Oil Sands Truth: Shut Down the Tar Sands

American Immigration Reform: Born in Canada

Sun, May 27, 2007
U.S. scores points with new immigration bill

WASHINGTON -- A colossal immigration bill, backed by a bipartisan coalition, is lurching its way through the U.S. Senate -- amendment by cumbersome amendment -- in an attempt to comprehensively reform a system that has been in place for more than 40 years.

The bill, which is expected to pass eventually, introduces a new approach to immigration that assesses applicants and gives credits or points for education, training, work experience, and language skills. Once a certain number of credits is reached, the application is granted.

This is a departure from the historical basis of approving immigration applications on the merits of family unification.

If this approach sounds vaguely familiar, that's because it mirrors the Canadian points system.

Imagine that. Not three years ago, the U.S. House of Representatives was endorsing a study to build a fence along the Canada-U.S. border, and today they're modeling a massive reform of their immigration policy on ours.



Canada's minister of indian affairs and northern development visited Washington last week to address a forum on climate change and promote the government's commitment to balancing energy security with responsible environmental stewardship.

In outlining the provisions of the federal plan to reduce greenhouse gases and make Canada a clean energy superpower, Jim Prentice emphasized the shared ecosystems and economies of our two countries, our work together on new technologies, our integrated auto industry, and our partnership in several multi-lateral initiatives.

"In meeting the challenges of climate change and energy security, co-operation is not only the best way forward, it is the only way forward," said Prentice.

It is not unusual for a Canadian cabinet minister to visit Washington in this spirit. Indeed, in recent months ministers Peter MacKay (Foreign Affairs), Jim Flaherty (Finance), David Emerson (International Trade), as well as premiers Gary Doer of Manitoba, Dalton McGuinty of Ontario, and Shawn Graham of New Brunswick, have visited the American capital in pursuit of improved bilateral relationships.

Cabinet Secretaries who have recently visited Canada include Secretary of State Condoleezza Rice, Homeland Security Secretary Michael Chertoff, Defense Secretary Robert Gates and Energy Secretary Al Bogman, who last summer visited the Alberta oilsands in Fort McMurray.


After Canadian Ambassador Michael Wilson addresses the Detroit Regional Chamber of Commerce Annual Policy Conference on Mackinac Island at the end of the month, he will head off to Minnesota to make a special presentation to Justin Morneau, the Twins' first baseman and winner of the 2007 American League Most Valuable Player Award.

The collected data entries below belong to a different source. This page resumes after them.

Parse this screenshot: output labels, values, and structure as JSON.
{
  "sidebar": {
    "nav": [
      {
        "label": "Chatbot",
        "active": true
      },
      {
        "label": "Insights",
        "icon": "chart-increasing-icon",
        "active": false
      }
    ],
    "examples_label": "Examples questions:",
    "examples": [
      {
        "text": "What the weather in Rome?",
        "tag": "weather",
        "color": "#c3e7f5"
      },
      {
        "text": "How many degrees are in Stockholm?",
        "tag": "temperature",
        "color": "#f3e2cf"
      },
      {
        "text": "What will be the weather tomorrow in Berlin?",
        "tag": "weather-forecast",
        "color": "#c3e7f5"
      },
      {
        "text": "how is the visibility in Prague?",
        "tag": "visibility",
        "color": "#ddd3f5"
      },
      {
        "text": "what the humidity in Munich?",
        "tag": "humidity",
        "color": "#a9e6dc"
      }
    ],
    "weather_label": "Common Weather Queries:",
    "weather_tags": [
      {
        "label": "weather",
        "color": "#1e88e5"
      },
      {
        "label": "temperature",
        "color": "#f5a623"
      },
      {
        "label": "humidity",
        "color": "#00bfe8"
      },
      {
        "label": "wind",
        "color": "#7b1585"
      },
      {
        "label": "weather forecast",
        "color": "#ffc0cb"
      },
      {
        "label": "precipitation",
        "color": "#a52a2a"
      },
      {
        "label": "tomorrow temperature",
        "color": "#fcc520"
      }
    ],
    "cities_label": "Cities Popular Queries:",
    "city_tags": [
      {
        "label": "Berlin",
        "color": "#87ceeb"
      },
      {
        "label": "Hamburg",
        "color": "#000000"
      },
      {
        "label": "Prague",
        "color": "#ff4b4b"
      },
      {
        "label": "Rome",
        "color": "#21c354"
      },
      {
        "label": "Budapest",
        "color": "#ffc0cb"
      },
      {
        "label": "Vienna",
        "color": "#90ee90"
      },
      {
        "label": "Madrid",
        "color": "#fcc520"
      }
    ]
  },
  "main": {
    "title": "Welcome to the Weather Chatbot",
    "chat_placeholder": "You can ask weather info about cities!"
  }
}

Morneau is originally from New Westminster, B.C. And he is only the second Canadian to take American MVP honours.

In 1997, the National League's MVP award went to Larry Walker.


Three staffers from the Ontario Chamber of Commerce spent a few days on Capitol Hill last week meeting with border state Congressmen and Senators in an attempt to restore bilateral talks on "pre-cleared" border crossings, which ended last month when the Department of Homeland Security (DHS) walked away from the negotiations.

At issue is a disagreement between DHS and Canada on fingerprinting individuals who approach the border, but decide not to cross. Canada's position is that there must be a reason to fingerprint people -- like say, an arrest.

A spokesman for the group said they were well received by the American lawmakers, many of whom were aware and not surprised to learn that DHS had walked away from the table.

Said Stuart Johnston: "We take the position that it is premature to end the negotiations and that the stakes are too high to walk away.We are each other's trading partners, we are strong allies historically and currently, and Canada has done substantive work -- over $10 billion since 2001 in security infrastructure upgrades to protect the border."

A pre-clearance border pilot project was scheduled for the Buffalo, N.Y./Fort Erie, Ont. crossing to lessen congestion and improve the flow of traffic between countries.